I dont think we ever got an answer about what the train meant, but it's a small animated scene, walking through a train carriage. I believe it was in his minecraft series
@dying-ship-and-sea-of-dead-stars
Had to go back and check, but it is in the Minecraft series, specifically Part 16: LAVA IS HOT HAHAHaha..., starting at about 15 seconds in (right after the Iron Golem gives Mark a "'sup") and going until about 0:39.
It's more auditory, the sound of a train picking up speed and a train whistle along with a distorted/sped-up song of some kind. For a brief moment there is an (extremely dark) image of a door that gets farther away, presumably at the end of a train corridor considering the sounds.
My attempt at upping the brightness/contrast of the door:
(There's a reason I don't usually bother trying to do this sort of thing: I'm not very good at it! But the door in the second image does seem to be distorted/glitching, going by the broken lines of the door's paneling at the top and bottom.)

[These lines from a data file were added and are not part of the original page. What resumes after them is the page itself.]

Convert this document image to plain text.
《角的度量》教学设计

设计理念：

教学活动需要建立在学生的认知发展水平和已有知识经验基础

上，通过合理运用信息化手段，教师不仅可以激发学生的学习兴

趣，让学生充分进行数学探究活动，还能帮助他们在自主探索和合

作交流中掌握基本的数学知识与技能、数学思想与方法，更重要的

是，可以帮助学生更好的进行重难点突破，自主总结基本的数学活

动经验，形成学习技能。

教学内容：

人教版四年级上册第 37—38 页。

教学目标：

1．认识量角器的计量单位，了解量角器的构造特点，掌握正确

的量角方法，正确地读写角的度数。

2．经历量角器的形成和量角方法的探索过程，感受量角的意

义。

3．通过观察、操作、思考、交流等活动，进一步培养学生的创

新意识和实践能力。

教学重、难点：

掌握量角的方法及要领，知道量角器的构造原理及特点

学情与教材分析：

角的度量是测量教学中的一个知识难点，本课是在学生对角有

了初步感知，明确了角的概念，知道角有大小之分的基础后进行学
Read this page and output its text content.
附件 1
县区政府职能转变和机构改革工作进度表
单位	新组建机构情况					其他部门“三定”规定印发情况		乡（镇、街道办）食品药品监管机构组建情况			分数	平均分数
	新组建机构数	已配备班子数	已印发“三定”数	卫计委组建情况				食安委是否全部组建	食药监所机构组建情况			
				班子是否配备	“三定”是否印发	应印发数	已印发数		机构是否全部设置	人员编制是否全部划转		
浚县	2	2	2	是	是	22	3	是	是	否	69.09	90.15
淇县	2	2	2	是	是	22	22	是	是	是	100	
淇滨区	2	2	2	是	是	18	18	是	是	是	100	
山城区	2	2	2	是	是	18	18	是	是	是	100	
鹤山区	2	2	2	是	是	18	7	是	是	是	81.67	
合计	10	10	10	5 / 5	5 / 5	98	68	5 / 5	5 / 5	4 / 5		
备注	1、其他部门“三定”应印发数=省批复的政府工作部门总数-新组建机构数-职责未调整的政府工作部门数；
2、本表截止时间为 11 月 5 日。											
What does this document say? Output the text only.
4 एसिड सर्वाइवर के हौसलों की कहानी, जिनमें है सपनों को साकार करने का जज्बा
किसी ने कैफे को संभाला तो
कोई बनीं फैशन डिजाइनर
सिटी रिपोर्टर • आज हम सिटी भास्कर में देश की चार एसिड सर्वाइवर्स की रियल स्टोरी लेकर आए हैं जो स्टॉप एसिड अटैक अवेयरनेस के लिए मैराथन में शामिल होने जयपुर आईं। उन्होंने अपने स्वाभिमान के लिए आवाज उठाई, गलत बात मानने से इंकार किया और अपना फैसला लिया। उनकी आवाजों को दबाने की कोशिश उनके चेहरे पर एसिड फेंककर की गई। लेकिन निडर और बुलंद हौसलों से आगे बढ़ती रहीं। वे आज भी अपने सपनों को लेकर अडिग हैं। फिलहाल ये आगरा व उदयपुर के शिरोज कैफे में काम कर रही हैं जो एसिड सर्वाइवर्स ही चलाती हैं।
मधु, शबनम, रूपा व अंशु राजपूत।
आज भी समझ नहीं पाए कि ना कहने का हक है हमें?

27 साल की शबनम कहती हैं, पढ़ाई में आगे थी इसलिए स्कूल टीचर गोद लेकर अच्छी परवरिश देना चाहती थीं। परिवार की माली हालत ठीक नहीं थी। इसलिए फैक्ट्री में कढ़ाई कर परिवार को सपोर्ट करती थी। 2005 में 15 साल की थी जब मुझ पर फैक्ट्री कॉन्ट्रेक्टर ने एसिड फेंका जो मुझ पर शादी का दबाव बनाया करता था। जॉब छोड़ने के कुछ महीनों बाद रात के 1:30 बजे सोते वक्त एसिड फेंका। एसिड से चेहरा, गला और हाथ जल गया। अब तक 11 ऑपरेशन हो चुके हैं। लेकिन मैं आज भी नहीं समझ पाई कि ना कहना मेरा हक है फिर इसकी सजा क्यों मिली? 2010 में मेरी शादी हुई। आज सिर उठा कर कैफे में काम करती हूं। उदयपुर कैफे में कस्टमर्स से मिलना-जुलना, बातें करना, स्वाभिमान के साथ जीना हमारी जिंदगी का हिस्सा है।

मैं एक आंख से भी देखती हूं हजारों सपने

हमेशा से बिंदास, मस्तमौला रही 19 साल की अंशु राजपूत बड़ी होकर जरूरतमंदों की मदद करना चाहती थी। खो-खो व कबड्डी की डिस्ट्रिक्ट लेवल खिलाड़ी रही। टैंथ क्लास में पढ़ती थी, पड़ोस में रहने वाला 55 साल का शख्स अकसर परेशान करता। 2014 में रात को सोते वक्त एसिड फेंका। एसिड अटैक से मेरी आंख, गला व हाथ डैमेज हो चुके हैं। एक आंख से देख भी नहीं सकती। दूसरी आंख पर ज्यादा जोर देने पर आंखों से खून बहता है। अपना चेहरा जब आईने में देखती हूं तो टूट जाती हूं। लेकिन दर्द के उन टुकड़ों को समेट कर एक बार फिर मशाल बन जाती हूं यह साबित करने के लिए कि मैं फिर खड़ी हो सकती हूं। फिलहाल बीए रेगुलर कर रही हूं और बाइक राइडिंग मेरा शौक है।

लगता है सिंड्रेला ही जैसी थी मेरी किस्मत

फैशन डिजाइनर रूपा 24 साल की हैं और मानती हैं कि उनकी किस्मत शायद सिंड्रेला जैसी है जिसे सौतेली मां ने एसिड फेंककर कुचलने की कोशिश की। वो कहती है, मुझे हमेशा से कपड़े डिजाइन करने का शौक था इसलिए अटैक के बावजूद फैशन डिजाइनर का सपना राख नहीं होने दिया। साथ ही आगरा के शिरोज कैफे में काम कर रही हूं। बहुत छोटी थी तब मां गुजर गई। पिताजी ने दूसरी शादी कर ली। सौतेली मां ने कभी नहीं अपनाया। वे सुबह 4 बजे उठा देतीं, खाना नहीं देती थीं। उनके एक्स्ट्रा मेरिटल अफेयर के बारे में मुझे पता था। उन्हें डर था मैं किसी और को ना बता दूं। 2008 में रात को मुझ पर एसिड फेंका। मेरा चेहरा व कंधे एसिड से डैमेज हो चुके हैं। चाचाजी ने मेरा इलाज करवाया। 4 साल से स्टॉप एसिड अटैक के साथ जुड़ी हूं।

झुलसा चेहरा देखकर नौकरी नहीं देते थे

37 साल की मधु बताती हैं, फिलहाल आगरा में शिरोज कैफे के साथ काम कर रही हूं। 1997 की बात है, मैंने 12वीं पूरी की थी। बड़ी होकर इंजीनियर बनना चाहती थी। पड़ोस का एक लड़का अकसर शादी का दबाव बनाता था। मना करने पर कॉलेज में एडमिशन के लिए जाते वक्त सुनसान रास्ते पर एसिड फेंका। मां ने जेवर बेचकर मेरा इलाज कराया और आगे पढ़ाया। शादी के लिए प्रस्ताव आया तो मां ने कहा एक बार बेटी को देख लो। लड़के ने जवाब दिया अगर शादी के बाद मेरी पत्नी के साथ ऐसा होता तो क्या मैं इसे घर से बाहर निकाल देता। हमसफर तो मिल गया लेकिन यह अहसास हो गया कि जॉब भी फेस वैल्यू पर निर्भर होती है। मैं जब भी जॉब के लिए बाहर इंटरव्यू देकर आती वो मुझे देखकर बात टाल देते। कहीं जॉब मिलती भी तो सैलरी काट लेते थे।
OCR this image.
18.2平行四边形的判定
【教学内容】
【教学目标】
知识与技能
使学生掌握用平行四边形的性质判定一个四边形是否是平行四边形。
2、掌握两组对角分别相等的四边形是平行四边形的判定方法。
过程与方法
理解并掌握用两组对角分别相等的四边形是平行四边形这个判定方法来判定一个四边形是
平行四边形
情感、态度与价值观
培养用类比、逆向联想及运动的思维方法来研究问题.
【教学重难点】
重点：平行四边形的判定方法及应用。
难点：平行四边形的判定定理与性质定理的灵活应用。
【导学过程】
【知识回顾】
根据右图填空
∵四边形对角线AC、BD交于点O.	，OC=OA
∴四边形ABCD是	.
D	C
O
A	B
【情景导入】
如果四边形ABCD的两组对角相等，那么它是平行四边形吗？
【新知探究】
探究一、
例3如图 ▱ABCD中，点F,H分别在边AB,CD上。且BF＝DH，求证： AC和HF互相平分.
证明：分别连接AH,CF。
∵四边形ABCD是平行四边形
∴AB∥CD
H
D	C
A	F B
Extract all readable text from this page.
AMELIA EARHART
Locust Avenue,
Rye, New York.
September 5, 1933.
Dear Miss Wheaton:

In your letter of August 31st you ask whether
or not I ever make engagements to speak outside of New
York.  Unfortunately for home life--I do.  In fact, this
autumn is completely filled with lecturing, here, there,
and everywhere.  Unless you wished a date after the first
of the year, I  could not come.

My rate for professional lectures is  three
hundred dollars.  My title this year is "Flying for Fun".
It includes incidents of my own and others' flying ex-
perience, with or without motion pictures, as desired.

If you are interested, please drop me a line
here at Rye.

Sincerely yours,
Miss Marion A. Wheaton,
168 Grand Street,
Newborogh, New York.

Here's a not edited screenshot for comparison:
Listening to the audio, the music playing does sound like a jazzy version of "Skip to My Lou," which while doing a Google search to see if I could find the original version Mark might have used and doing a quick scan of the Wikipedia page on the song, uh...
"Skip to My (The) Lou" (Roud 3433 and 3593) is a popular American folk song and partner-stealing dance from the 1840s. Carl Sandburg, poet and biographer of President Abraham Lincoln, writes that "Skip-to-my-Lou" was a popular party game in Lincoln's youth in southern Indiana, with verses such as "Hurry up slow poke, do oh do", "I'll get her back in spite of you", "Gone again, what shall I do", and "I'll get another girl sweeter than you".[1] John A. and Alan Lomax wrote that "Skip to My Lou" was a simple game of stealing partners (or swapping partners as in square dancing). It begins with any number of couples skipping hand in hand around in a ring. A lone boy in the center of the moving circle of couples sings, "Lost my partner, what'll I do?" as the girls whirl past him. The young man in the center hesitates while he decides which girl to choose, singing, "I'll get another one just like you." When he grasps the hand of his chosen one, the latter's partner moves to the center of the ring. It is an ice-breaker, providing an opportunity for the participants to get acquainted with one another and to get into a good mood.[2] "Skip to My Lou" is number 3433 and 3593 in the Roud Folk Song Index.
Lyrics that include "I'll get her back in spite of you" and "a simple game of stealing partners" you say?
Well, it would certainly be thematic if Mark had been considering making a train-themed follow-up to WKM, that's for sure.